Hastanelerinde ayaktan müracaatlarda son birkaç gündür artış trendi başladığını aktaran Yiyit, aşılama oranı düşük olan vilayetlerde artışın daha süratli olduğunu ve hadiselerin büyük bir kısmının Delta varyantı kökenli olduğunu kaydetti.
Prof. Dr. Yiyit, “Haftalık bazda olay artış süratimiz fazlaca süratli artmaya başladı. Diyoruz ya ‘Delta varyantı tehlikesine hazır olalım.’ işte bunu anlatmaya çalışıyoruz. Zira bu varyant biraz süratli bulaşıyor. Süratli bulaşması vesilesiyle de olumlu hadise sayımız süratle artıyor. Bunu aslında fazlaca canlı ülkemiz yaşadı. Bir haftada olaylarımızın nereden nereye geldiğini gördük. Bu demek ki ilerleyen haftalarda fazlaca daha temkinli ve hazırlıklı olmamız gerekiyor. Ki şunu unutmayalım çabucak hemen bayram yoğunluğumuzun rakamsal yansımasını görmedik. Önümüzdeki hafta onu görmeye başlayacağız. Bunu yaşamamak ismine şu an aslında hepimizin yapabileceği bir şey var. Bir sefer bu sayıları durdurma ismine virüsün bulaşmasını engelleyecek önlemlerimizi alacağız.

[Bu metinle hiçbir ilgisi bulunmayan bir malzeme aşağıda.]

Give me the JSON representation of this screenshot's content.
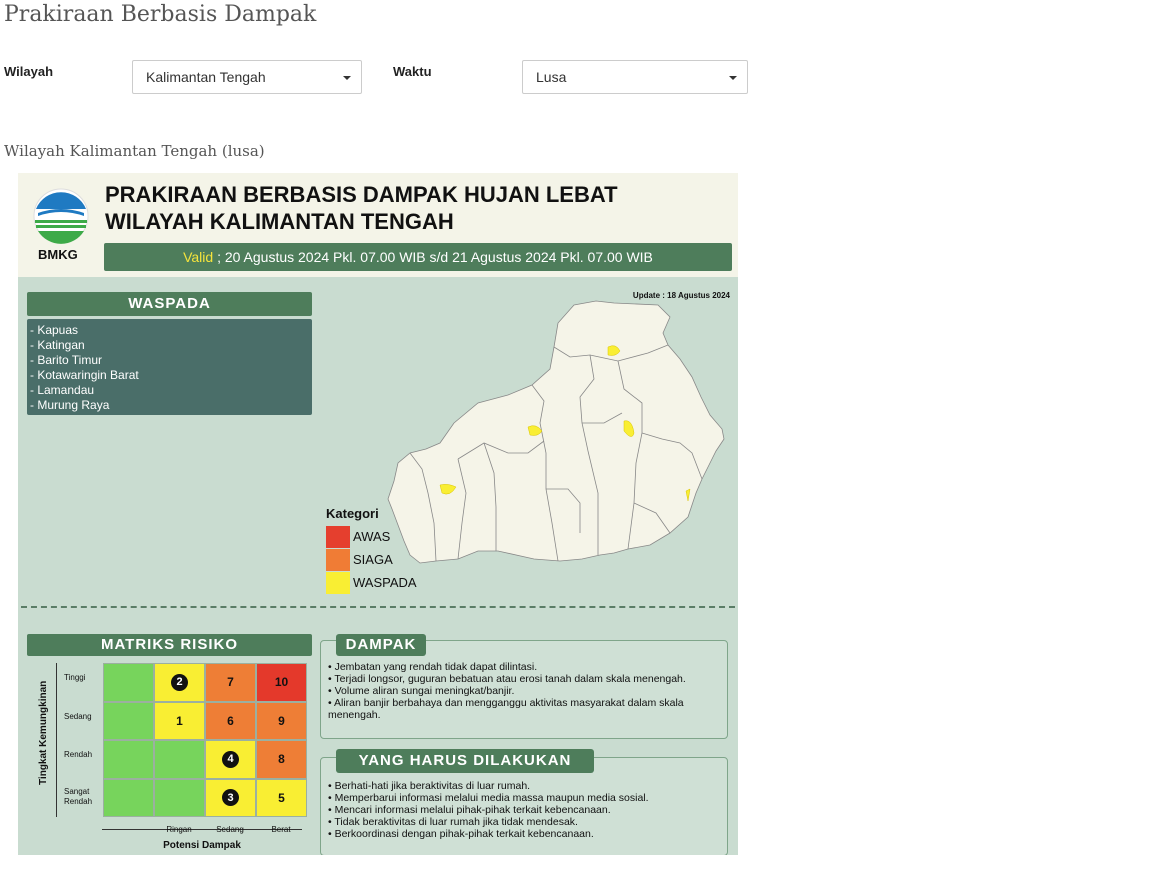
{
  "page": {
    "title": "Prakiraan Berbasis Dampak",
    "subheading": "Wilayah Kalimantan Tengah (lusa)"
  },
  "filters": {
    "wilayah_label": "Wilayah",
    "wilayah_value": "Kalimantan Tengah",
    "waktu_label": "Waktu",
    "waktu_value": "Lusa"
  },
  "infographic": {
    "logo_text": "BMKG",
    "title_line1": "PRAKIRAAN BERBASIS DAMPAK HUJAN LEBAT",
    "title_line2": "WILAYAH KALIMANTAN TENGAH",
    "valid_word": "Valid",
    "valid_text": " ; 20 Agustus 2024 Pkl. 07.00 WIB s/d 21 Agustus 2024 Pkl. 07.00 WIB",
    "update": "Update : 18 Agustus 2024",
    "waspada_title": "WASPADA",
    "waspada_items": [
      "- Kapuas",
      "- Katingan",
      "- Barito Timur",
      "- Kotawaringin Barat",
      "- Lamandau",
      "- Murung Raya"
    ],
    "legend": {
      "title": "Kategori",
      "items": [
        {
          "label": "AWAS",
          "color": "#e53f2e"
        },
        {
          "label": "SIAGA",
          "color": "#f07c35"
        },
        {
          "label": "WASPADA",
          "color": "#f9ee33"
        }
      ]
    },
    "matrix": {
      "title": "MATRIKS RISIKO",
      "y_axis_title": "Tingkat Kemungkinan",
      "x_axis_title": "Potensi Dampak",
      "row_labels": [
        "Tinggi",
        "Sedang",
        "Rendah",
        "Sangat Rendah"
      ],
      "col_labels": [
        "Ringan",
        "Sedang",
        "Berat"
      ],
      "colors": {
        "green": "#77d45c",
        "yellow": "#f9ee33",
        "orange": "#ee7e36",
        "red": "#e4392b"
      },
      "rows": [
        [
          {
            "v": "",
            "c": "green"
          },
          {
            "v": "2",
            "c": "yellow",
            "circle": true
          },
          {
            "v": "7",
            "c": "orange"
          },
          {
            "v": "10",
            "c": "red"
          }
        ],
        [
          {
            "v": "",
            "c": "green"
          },
          {
            "v": "1",
            "c": "yellow"
          },
          {
            "v": "6",
            "c": "orange"
          },
          {
            "v": "9",
            "c": "orange"
          }
        ],
        [
          {
            "v": "",
            "c": "green"
          },
          {
            "v": "",
            "c": "green"
          },
          {
            "v": "4",
            "c": "yellow",
            "circle": true
          },
          {
            "v": "8",
            "c": "orange"
          }
        ],
        [
          {
            "v": "",
            "c": "green"
          },
          {
            "v": "",
            "c": "green"
          },
          {
            "v": "3",
            "c": "yellow",
            "circle": true
          },
          {
            "v": "5",
            "c": "yellow"
          }
        ]
      ]
    },
    "dampak": {
      "title": "DAMPAK",
      "items": [
        "• Jembatan yang rendah tidak dapat dilintasi.",
        "• Terjadi longsor, guguran bebatuan atau erosi tanah dalam skala menengah.",
        "• Volume aliran sungai meningkat/banjir.",
        "• Aliran banjir berbahaya dan mengganggu aktivitas masyarakat dalam skala menengah."
      ]
    },
    "harus": {
      "title": "YANG HARUS DILAKUKAN",
      "items": [
        "• Berhati-hati jika beraktivitas di luar rumah.",
        "• Memperbarui informasi melalui media massa maupun media sosial.",
        "• Mencari informasi melalui pihak-pihak terkait kebencanaan.",
        "• Tidak beraktivitas di luar rumah jika tidak mendesak.",
        "• Berkoordinasi dengan pihak-pihak terkait kebencanaan."
      ]
    }
  }
}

Lakin her şeyden daha kıymetlisi de kesinlikle aşılarımızı tam olacağız.” değerlendirmesini yaptı.
Aşılama noktasında gelecek bir ayın epeyce kıymetli olduğuna işaret eden Yiyit, “Son dalgayı kimse unutmasın. Son dalgaya aşılı bir 65 yaş üstüyle ve sıhhat çalışanlarıyla girdik. Hastanelerde yatanların gençler olduğunu unutmayalım. Aşının ne kadar tesirli olduğunu geçen dalgada test ettik. Dünyadaki örnekleri de ortada. Biz de bu önlemi üzerimize zırh olarak alalım ve bundan daha sonra da inançlı yol yürüyelim.” diyerek, kelamlarını tamamladı.